Por eso afirmamos que ocultar el carácter de guerra civil que tuvo la revolución, no sólo en Venezuela sino en todo Hispanoamérica, es no sólo amenguar la talla de los Libertadores, sino establecer soluciones de continuidad en nuestra evolución social y política, dejando sin explicación posible los hechos más trascendentales de nuestra historia.7
Los historiadores que no se han detenido a observar las diversas etapas de nuestra evolución política y social, que no han tenido en cuenta que la Revolución de la Independencia fue al mismo tiempo una guerra civil, una lucha intestina entre dos partidos compuestos igualmente de venezolanos, surgidos de todas las clases sociales de la colonia, no aciertan a comprender la verdadera significación, el origen preciso del calificativo de Godo, con que se designó al núcleo de realistas e hijos de realistas que rodeó al general Páez desde 1826.8
El carácter feroz que asumió la revolución en Venezuela, así como nuestra rápida polución igualitaria, hecho de que no hay ejemplo en ninguno de los otros pueblos de Hispanoamérica, se halla explicado en parte por la heterogeneidad misma de la sociedad colonial […] cuya historia íntima en los centros urbanos, no es otra cosa que la lucha constante, el choque diario, la pugna secular de las castas; la repulsión por una parte y el odio profundo e implacable por la otra, que estalló con toda su violencia cuando el movimiento revolucionario vino a romper el equilibrio, a destruir el inmovilismo y el misoneísmo que sustentaban la jerarquización social.9
La historia, como la vida, es muy compleja. No la historia inspirada en el criterio simplista que sólo ve en nuestra gran revolución la guerra contra España y la creación de la nacionalidad, sino la que profundiza en las entrañas de aquella espantosa lucha social: estudia la psicología de nuestras masas papulares y analiza todo el conjunto de deseos vagos, de anhelos imprecisos, de impulsos igualitarios, de confusas reivindicaciones económicas, que constituyen toda la trama de la evolución social y política de Venezuela.10
Pero el mayor e incomparable mérito de Vallenilla Lanz es, a nuestros ojos, el de haber denunciado tenazmente, con la palabra y la pluma, los incalculables daños materiales y morales que sufren las Repúblicas de Centro y Sudamérica por el principio de la alternancia presidencial, proclamando, siguiendo el ejemplo del Libertador Simón Bolívar, la bondad intrínseca del sistema boliviano de gobierno, por el cual todos los poderes son concentrados por el pueblo en manos de quien, por sus virtudes preclaras, se le revela como el verdadero Líder, como el Hombre enviado por el destino que, a su vez, designa a su sucesor.

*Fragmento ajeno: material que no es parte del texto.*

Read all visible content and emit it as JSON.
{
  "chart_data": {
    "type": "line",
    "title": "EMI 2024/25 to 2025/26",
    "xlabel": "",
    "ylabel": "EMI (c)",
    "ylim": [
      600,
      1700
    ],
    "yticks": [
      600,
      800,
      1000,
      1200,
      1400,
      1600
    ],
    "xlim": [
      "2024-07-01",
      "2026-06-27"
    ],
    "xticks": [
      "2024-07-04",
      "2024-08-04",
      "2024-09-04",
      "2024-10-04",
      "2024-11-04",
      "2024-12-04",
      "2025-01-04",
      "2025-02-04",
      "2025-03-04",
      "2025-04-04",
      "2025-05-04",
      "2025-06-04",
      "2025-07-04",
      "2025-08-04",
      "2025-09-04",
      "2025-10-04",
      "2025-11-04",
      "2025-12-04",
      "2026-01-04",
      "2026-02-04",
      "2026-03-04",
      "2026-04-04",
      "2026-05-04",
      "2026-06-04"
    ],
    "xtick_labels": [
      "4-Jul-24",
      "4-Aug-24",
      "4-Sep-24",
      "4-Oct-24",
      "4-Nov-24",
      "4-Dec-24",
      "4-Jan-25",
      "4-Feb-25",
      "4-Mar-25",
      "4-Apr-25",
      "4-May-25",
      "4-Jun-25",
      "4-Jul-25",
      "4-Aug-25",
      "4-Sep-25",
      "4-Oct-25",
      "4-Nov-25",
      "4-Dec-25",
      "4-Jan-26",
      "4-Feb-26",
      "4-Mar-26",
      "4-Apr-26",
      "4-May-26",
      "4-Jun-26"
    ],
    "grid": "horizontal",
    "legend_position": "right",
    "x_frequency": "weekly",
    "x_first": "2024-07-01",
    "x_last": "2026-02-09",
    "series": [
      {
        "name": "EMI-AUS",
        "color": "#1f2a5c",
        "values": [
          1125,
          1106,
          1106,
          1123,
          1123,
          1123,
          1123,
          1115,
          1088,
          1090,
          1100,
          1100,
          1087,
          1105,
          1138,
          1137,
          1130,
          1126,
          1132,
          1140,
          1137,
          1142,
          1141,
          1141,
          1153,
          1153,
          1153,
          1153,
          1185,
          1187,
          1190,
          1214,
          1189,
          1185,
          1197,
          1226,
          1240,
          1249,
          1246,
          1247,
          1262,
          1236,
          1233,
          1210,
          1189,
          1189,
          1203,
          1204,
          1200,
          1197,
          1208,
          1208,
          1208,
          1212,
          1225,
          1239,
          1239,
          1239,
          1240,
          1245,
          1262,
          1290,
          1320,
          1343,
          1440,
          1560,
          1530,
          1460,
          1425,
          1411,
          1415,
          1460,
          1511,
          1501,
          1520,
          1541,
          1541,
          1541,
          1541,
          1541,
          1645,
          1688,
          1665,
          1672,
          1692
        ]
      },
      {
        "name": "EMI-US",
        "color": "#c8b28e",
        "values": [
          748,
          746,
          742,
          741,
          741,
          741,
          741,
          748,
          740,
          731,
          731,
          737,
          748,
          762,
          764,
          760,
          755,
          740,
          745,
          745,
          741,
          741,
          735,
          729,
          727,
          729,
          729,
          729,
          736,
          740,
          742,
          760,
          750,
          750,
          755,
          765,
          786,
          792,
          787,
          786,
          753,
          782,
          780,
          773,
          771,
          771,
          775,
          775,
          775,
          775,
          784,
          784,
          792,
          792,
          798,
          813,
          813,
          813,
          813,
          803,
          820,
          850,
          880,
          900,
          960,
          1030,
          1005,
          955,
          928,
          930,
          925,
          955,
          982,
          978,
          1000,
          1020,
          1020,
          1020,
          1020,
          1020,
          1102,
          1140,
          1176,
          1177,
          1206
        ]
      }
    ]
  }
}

El genio penetrante del Liberatdor solicitó en su Constitución Boliviana, en una Monarquía sin corona, someter a una ley, sistematizar un hecho rigurosamente científico, necesario y fatal como todo fenómeno sociológico, instituyendo su Presidente vitalicio con la facultad de elegir el sucesor. La historia de todas las naciones hispanoamericanas en cien años de turbulencias y autocracias, es la comprobación más elocuente del cumplimiento de aquella ley por encima de todos los preceptos contrarios escritos en las constituciones y a despecho de ellos mismos. Desde la Argentina hasta México ningún pueblo de América se ha sustraído al cumplimiento de la Ley Boliviana. Desde Rosas, bajo cuyo despotismo sanguinario se unificó la gran República del Plata, hasta Porfirio Díaz, que dio a su Patria los años de mayor bienestar y de mayor progreso efectivo que recuerda su historia, todas nuestras democracias no han logrado librarse de la anarquía, sino bajo la autoridad de un hombre representativo, capaz de imponer su voluntad, de dominar todos los egoísmos rivales y de ser, en fin, como lo dice García-Calderón refiriéndose al general Castillo, el dictador necesario, en pueblos que evolucionan hacia la consolidación de su individualidad nacional.11
Yo he querido oponer lo que es orgánico a lo que es mecánico. El derecho nuestro, venezolano, criollo, al derecho importado, superpuesto, cuyo fracaso constante ha traído como consecuencia la falta de respeto y de fe en las instituciones, porque aún no hemos tenido ni la cultura ni el valor suficientes para crear aquel código de leyes venezolanas con que soñó el Libertador en Angostura. […] Yo he querido decir la verdad de lo que ha sucedido, explicar las causas de nuestros fenómenos sociales y políticos, señalar límites a la influencia individual en el desenvolvimiento de los sucesos que tienen su origen en la acción colectiva, para limitar también la responsabilidad de nuestros hombres dirigentes, sustrayéndolos al juicio apasionado de los partidos y al de los historiadores retardados, que de propio movimiento y apegados al viejo concepto del libre albedrío, se erigen en jueces inapelables.12
¡Apologista de la Dictadura! ¡Todavía es un gran pecado en América profesar los principios políticos del Libertador Simón Bolívar! Pero yo continúo imperturbable mi camino, porque tengo una fe absoluta en que a medida que la cultura científica vaya generalizándose en nuestros países y fortaleciéndose, por medio de la inmigración europea y el fomento de la riqueza, los órganos de selección democrática, las bases fundamentales del Código Boliviano serán un día las del derecho constitucional en Hispanoamérica.13
Este es el concepto básico que, con abundancia de argumentación y rigurosa lógica, desarrolla en las densas páginas de su Cesarismo democrático, que, en el estallido de agrias polémicas por toda América, le valió el título de «apologista y filósofo de la dictadura».
Paolo Nicolai
Véase Laureano Vallenilla Lanz, Críticas de sinceridad y exactitud (2.ª ed., Caracas, 1956).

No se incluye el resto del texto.